La volière
D’abord un nain, clown jaune ayant passé une mauvaise nuit. Puis la promesse que clame un prospectus : « Pour devenir riche, vous n’avez qu’à savoir mon nom ! » Être riche, voilà qui permettrait à un traducteur convaincu de s’être trompé sur tout, sa femme en particulier, d’enfin devenir quelqu’un. Et d’écrire le livre dont il rêve depuis si longtemps. « Écrire. Devenir autre chose.
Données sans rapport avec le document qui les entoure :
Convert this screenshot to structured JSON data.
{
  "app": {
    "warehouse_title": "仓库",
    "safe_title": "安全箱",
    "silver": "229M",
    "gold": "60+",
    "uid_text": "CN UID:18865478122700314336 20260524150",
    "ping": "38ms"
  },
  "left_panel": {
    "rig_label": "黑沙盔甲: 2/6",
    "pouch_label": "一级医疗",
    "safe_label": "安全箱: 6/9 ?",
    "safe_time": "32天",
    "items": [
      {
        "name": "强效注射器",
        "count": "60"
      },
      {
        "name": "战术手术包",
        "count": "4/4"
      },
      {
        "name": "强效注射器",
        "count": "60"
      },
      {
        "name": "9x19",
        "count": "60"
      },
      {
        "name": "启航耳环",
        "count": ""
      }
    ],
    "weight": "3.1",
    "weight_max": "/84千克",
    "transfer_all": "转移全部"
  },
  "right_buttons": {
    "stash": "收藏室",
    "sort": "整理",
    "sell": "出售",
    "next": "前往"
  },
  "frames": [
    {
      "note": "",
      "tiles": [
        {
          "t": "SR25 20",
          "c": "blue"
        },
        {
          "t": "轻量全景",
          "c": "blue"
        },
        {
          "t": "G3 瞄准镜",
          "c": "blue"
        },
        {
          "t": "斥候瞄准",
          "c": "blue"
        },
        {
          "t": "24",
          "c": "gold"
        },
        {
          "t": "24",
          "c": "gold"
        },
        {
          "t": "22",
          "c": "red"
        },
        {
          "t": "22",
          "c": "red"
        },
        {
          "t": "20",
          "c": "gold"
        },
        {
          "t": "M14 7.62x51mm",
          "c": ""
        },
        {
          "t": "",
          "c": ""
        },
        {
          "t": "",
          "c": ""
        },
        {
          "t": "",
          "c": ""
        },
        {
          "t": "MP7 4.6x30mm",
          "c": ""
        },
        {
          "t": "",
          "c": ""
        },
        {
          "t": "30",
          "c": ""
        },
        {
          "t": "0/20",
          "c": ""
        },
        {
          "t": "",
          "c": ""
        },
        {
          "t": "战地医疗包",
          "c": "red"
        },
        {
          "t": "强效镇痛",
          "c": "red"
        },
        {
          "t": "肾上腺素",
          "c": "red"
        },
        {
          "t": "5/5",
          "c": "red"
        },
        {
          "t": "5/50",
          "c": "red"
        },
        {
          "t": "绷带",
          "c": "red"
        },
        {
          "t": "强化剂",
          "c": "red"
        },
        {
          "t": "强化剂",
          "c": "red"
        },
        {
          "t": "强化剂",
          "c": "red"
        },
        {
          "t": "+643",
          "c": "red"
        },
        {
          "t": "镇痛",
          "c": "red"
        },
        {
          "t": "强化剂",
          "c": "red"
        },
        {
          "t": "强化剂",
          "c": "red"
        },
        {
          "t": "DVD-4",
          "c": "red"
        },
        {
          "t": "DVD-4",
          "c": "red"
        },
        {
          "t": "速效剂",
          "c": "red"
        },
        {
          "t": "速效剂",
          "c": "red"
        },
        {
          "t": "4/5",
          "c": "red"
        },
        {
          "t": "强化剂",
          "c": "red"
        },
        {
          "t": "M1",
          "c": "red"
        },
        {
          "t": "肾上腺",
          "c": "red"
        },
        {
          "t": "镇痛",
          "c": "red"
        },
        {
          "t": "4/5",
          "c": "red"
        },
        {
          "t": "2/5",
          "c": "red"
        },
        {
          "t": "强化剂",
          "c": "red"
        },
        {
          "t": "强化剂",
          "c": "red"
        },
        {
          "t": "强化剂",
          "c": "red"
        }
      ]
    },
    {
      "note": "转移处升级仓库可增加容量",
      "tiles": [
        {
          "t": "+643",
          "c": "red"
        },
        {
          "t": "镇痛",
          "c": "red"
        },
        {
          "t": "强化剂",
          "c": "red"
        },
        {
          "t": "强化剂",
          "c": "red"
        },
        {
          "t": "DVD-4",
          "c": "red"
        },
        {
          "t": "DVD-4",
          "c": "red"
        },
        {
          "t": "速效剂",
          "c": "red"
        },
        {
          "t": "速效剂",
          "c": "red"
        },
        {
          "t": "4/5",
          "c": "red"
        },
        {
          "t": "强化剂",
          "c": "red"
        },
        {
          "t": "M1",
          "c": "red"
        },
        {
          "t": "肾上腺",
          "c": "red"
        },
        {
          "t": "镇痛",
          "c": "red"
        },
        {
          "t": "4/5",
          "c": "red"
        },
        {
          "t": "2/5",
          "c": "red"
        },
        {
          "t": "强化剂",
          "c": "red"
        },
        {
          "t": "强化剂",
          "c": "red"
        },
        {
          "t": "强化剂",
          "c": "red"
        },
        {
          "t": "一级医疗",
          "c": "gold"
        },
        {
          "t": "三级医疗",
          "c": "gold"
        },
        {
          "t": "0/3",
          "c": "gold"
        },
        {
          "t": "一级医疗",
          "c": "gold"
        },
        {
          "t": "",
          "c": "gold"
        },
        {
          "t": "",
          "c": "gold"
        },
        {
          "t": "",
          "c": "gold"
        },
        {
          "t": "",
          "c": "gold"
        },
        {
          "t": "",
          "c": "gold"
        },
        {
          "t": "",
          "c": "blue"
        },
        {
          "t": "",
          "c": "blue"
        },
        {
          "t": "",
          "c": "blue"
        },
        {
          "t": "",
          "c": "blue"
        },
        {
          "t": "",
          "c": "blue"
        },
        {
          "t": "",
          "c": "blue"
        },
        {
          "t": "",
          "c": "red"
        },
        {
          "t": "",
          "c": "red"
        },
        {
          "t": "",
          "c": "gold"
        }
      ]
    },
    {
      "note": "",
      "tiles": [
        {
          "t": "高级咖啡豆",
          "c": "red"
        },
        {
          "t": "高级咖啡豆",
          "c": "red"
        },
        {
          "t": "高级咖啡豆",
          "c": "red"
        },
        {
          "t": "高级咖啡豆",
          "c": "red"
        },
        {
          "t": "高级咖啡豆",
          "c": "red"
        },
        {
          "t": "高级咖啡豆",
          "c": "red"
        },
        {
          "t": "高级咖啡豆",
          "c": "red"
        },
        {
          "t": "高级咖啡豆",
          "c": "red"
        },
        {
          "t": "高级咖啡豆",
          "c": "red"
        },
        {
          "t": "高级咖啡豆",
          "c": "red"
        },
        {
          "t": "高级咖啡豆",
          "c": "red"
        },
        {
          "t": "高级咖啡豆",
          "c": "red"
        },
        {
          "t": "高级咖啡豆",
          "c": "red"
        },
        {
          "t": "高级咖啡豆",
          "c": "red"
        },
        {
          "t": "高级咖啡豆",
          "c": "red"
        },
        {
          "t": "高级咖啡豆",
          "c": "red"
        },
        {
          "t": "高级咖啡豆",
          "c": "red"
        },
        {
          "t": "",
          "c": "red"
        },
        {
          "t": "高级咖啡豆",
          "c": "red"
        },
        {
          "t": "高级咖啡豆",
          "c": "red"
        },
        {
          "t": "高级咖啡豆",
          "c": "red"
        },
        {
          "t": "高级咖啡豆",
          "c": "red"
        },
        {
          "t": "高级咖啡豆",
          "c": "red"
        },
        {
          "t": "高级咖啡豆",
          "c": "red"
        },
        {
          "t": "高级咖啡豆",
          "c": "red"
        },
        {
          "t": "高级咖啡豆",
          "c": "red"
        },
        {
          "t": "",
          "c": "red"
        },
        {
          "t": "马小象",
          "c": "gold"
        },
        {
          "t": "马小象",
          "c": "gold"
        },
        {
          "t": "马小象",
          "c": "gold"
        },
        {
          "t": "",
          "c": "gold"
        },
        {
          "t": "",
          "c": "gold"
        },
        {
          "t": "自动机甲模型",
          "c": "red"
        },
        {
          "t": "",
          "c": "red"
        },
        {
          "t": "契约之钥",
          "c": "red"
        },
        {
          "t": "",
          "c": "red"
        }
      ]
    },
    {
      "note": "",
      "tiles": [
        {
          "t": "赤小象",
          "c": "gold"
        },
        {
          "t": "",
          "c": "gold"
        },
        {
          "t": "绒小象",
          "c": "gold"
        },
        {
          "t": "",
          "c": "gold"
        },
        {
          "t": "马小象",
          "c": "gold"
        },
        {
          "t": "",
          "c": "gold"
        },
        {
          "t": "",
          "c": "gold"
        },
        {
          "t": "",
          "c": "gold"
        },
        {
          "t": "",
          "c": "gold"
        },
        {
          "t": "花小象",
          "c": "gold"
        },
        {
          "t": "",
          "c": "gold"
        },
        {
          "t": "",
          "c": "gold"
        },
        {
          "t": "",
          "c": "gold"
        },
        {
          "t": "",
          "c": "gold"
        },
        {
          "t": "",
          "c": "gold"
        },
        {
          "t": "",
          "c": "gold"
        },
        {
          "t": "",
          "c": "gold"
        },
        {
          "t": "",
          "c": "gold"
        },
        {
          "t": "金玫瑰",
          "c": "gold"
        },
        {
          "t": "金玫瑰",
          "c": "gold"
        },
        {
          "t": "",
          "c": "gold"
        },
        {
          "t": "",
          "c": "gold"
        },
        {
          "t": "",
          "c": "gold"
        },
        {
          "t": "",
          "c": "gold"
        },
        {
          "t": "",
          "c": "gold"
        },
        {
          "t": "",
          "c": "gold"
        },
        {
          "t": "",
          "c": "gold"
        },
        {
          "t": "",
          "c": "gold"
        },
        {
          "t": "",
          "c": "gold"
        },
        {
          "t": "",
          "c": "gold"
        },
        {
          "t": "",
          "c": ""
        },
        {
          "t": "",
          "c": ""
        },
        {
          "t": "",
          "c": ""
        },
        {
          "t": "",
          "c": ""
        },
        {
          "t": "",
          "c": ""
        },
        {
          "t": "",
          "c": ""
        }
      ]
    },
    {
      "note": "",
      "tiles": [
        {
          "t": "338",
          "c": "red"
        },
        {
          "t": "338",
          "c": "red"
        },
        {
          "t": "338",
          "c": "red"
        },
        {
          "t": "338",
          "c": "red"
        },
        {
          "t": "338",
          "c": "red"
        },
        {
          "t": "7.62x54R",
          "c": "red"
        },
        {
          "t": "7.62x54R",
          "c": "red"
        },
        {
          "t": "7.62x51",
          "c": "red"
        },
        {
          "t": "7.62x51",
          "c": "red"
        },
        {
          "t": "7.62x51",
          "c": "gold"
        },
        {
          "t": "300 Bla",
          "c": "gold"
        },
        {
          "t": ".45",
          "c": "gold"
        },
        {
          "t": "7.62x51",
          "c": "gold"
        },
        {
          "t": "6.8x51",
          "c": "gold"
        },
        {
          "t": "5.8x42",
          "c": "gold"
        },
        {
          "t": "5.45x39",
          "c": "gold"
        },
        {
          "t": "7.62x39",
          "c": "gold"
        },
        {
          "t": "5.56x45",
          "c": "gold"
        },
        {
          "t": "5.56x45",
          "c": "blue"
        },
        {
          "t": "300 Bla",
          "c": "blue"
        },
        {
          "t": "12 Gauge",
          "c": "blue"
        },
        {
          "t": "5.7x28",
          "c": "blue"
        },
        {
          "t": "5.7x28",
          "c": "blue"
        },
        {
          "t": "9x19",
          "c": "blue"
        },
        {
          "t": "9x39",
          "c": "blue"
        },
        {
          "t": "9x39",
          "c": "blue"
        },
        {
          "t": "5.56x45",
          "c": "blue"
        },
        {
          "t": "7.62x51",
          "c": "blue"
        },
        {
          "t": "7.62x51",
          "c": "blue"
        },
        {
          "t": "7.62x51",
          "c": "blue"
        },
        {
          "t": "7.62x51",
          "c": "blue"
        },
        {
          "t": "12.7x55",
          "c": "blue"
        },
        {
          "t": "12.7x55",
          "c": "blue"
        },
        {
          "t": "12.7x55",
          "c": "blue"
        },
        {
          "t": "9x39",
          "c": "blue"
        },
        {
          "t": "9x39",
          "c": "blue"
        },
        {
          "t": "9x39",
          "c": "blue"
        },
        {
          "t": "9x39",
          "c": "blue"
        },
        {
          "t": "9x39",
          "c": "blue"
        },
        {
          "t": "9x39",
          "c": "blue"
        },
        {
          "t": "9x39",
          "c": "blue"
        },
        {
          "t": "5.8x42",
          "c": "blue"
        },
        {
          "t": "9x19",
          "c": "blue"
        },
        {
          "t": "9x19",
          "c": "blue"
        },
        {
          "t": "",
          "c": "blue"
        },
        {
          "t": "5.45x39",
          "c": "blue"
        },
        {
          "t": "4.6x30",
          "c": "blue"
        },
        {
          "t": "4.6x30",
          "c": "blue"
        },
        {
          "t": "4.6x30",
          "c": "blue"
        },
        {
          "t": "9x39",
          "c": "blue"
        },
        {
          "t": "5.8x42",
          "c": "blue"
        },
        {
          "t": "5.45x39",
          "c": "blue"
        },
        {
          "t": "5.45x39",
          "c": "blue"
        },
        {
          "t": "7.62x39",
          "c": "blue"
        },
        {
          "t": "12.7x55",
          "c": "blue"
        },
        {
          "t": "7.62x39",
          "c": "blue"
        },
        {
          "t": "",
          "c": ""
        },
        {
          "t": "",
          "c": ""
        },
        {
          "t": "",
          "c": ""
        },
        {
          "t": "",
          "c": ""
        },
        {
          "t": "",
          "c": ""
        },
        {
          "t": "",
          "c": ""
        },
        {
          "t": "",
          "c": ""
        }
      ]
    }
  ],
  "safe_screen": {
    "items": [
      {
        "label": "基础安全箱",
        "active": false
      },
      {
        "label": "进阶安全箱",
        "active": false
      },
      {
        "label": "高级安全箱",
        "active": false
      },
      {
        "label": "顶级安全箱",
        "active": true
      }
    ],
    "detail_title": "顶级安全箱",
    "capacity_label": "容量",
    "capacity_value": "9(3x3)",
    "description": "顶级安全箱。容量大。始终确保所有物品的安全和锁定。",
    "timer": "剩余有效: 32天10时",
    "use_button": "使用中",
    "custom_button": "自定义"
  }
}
Abandonner l’idée du passé. » Mais voilà, incapable de ne pas croire au désastre, « le traducteur ne se mettrait jamais vraiment à l’écriture de son roman tant qu’il ne saurait pas s’il était veuf ou séparé, cocu ou assassin, bourreau ou victime ».Roman de l’absurde, fable pour adulte à l’ère des travailleurs autonomes, le premier roman d’Annie Chrétien se déroule au rythme de l’angoisse fébrile d’un homme placé en état de siège par des hypothèses fumeuses et un travail qu’il ne comprend guère.
Sa femme fumait-elle ? Comme le reste, elle était devenue une accoutumance ; le traducteur oubliait de se rendre compte de sa présence. Il lui parlait, l’embrassait, faisait bien pire encore, sans vraiment porter attention à elle. Absent. Craignant d’en être à sa toute première crise d’amnésie, il tira une bouffée avec méfiance. Aucun malaise, pas de nausée.